Hitler begins by sweetly saying many nice things about Mariani. But bit by bit, as his speech continues, it gets increasingly pernicious and concludes as a torrent of foul curses.
Adolf Hitler’s eminence grise is a monkey; it has a very long tail that ends in a hand (in a black glove?) and does not stop playing with itself (exactly like Marsupilami from the Spirou cartoons) to accompany and underscore its master’s speech.
But I think at one point it loses its glove, or its whole hand.

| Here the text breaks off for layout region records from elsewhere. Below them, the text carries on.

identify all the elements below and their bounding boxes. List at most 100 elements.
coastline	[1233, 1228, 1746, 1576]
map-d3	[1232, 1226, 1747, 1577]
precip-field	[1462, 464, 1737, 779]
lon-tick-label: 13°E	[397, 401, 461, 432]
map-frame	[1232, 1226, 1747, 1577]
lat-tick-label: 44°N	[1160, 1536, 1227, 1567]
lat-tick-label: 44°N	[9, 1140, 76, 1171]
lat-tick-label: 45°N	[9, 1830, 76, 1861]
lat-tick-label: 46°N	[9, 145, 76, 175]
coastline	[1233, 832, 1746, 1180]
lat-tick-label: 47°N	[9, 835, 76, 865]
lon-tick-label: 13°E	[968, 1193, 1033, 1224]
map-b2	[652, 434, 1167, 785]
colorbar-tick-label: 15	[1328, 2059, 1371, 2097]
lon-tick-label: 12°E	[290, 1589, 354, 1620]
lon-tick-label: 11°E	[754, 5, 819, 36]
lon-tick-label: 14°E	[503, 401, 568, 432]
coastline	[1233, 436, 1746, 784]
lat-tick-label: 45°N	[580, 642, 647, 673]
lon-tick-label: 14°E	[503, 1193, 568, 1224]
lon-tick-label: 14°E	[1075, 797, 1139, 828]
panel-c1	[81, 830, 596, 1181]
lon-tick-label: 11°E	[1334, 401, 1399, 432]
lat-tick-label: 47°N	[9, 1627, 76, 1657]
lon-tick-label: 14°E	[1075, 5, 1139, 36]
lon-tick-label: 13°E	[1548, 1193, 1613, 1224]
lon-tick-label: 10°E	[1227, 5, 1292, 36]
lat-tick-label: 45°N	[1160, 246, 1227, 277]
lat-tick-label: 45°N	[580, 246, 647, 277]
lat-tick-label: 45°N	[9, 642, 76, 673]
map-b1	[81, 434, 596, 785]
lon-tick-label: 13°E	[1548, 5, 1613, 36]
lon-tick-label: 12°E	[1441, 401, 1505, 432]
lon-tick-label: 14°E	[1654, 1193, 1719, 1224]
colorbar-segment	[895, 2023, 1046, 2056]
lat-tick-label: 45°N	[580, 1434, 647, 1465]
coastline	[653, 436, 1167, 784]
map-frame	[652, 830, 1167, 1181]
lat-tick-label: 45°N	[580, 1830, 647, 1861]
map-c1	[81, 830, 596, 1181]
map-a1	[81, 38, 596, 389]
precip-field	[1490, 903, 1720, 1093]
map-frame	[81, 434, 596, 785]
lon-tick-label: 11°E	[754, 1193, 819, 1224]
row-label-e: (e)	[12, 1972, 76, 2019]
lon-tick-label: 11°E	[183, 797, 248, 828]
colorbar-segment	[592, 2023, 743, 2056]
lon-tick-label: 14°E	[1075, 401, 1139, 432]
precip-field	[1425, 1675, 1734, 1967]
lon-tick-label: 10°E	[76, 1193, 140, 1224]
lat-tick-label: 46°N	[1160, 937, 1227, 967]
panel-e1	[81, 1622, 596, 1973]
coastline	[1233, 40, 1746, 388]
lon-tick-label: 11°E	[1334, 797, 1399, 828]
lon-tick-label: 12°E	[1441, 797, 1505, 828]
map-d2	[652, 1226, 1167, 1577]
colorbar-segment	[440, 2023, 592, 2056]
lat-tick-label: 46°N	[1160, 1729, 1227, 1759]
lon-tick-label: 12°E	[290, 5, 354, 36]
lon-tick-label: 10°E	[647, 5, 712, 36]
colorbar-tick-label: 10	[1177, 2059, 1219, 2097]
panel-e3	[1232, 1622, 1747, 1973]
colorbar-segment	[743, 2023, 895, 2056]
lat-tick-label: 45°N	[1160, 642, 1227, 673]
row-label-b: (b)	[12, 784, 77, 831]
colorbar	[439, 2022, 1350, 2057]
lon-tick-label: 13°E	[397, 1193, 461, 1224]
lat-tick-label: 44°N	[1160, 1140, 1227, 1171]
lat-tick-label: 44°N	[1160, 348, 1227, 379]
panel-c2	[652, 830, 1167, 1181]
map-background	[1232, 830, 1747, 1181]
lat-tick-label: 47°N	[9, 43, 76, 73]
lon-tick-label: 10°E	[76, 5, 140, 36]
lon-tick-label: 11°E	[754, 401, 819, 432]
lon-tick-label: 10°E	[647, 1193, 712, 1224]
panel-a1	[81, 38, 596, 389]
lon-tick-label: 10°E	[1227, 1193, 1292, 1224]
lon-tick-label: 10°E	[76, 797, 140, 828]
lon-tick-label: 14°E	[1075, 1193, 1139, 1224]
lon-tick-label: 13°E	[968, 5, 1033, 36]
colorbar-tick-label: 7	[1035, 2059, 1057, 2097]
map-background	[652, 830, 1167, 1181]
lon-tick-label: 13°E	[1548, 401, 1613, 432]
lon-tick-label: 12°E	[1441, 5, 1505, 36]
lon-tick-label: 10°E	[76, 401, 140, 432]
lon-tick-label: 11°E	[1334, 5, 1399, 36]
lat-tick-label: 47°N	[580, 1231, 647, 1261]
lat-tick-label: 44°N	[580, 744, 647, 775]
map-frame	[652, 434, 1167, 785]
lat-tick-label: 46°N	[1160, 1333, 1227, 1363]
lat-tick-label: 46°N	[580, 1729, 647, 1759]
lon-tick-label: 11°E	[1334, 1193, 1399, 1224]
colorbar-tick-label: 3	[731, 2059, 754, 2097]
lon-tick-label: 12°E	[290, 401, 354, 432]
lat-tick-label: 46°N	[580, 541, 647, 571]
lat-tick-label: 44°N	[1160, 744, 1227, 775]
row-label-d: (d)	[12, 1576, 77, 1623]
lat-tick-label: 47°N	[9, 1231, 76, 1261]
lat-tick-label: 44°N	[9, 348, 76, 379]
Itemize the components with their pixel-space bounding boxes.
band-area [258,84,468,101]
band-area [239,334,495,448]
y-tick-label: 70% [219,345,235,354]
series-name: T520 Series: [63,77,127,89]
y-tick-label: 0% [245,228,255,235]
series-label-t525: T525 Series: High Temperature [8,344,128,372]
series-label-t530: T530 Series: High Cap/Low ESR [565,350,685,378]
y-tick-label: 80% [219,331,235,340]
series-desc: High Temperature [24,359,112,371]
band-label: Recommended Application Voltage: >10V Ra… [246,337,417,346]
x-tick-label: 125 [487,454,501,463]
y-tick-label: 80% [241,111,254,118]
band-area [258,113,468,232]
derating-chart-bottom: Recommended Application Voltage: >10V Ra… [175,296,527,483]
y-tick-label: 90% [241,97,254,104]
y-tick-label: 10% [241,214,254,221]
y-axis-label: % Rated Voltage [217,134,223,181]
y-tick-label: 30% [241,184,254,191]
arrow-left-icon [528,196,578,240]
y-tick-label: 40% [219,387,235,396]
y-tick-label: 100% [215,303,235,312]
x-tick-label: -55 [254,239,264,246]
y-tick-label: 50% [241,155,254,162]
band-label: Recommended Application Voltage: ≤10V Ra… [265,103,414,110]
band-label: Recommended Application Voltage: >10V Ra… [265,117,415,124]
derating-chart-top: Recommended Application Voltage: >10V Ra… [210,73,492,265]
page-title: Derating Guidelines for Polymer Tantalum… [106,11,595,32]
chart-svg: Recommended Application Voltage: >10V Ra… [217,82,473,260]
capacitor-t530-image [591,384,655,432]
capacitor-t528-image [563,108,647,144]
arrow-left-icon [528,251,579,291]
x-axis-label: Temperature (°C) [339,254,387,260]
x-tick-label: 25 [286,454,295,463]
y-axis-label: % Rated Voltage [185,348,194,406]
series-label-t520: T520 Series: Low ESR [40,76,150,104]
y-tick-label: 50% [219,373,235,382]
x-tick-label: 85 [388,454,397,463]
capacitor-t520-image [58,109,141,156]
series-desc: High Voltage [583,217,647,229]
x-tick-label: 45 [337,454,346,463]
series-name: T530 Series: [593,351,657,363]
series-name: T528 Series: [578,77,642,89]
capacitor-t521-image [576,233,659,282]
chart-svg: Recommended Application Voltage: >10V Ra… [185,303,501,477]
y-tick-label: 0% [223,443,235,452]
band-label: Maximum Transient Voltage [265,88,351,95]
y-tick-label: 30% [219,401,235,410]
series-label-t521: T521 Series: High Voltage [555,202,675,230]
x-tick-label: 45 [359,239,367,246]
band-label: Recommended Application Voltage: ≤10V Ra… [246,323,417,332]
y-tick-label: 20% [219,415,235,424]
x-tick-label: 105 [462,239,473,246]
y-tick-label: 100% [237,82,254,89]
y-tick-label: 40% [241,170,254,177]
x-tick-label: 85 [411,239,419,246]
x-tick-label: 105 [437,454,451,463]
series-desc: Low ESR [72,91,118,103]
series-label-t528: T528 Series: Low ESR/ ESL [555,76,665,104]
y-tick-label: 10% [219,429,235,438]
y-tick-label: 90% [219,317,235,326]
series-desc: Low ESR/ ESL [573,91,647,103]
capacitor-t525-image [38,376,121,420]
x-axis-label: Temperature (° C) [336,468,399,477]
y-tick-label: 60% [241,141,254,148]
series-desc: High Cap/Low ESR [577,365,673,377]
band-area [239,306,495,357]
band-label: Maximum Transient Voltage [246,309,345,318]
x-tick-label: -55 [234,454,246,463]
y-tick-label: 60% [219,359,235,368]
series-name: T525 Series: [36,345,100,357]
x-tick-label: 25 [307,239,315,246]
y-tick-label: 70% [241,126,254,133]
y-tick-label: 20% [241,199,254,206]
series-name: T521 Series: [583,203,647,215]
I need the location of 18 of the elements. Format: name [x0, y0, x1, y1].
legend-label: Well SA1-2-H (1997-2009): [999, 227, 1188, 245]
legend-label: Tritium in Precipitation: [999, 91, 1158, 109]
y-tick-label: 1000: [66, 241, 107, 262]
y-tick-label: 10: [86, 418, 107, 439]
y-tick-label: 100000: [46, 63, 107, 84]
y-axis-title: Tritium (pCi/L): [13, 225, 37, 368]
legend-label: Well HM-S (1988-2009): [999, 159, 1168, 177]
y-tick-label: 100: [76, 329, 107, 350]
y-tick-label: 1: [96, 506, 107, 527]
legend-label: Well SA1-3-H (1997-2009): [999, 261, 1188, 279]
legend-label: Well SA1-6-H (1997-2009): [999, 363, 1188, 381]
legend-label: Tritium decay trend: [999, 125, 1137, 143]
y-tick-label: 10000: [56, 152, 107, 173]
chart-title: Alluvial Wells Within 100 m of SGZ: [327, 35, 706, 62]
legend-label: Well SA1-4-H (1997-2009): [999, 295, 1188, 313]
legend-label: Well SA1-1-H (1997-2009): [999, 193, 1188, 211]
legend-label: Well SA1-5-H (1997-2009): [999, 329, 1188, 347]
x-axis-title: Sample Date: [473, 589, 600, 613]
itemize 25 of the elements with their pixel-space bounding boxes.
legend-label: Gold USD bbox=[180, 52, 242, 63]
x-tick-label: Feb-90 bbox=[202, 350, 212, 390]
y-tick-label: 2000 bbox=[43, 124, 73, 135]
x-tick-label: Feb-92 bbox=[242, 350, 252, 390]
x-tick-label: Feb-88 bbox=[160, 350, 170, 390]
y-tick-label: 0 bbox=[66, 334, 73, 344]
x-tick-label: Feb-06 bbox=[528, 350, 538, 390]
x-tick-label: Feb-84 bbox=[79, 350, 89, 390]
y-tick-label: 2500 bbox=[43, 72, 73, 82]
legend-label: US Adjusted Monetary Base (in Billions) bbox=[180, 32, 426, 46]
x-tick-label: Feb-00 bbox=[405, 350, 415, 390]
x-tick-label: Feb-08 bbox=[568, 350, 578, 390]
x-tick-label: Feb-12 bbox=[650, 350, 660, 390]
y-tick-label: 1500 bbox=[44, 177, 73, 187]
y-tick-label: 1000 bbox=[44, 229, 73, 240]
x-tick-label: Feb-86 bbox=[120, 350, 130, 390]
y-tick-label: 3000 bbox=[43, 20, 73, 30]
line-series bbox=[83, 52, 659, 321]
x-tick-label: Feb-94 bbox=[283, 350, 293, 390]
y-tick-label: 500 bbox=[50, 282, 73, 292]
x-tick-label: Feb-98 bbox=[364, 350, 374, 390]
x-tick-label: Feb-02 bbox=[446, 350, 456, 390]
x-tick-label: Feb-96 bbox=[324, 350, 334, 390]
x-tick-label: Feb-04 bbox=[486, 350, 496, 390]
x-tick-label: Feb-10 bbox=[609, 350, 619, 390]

Sudden change of scenery. Deathly silence. On a vast esplanade, a crowd of soldiers dressed in black is pushing everyone back while the monkey, at once terrible and grotesque, advances through the middle of the grand plaza. He is sitting on a little chariot (the carriage of a cannon), tail pointing in front of him like a tank cannon.
A child is running. One of the soldiers turns around quickly as the child passes and knocks him down with his rifle butt.
I am at a demonstration. We are singing “La Jeune Garde.” The song fades out slowly. The silence is oppressive. I sense the police just in front of us and know they are going to charge.
I know this is only a scene from Duck, You Sucker!, but still, why on earth do I always get myself into these situations?
I managed to take refuge in a building under construction. I’m hidden in a little square room without a door (I had to enter through the ceiling). This is where the toilets will be; the plumbing is not yet installed, but there are already footprints in the cement.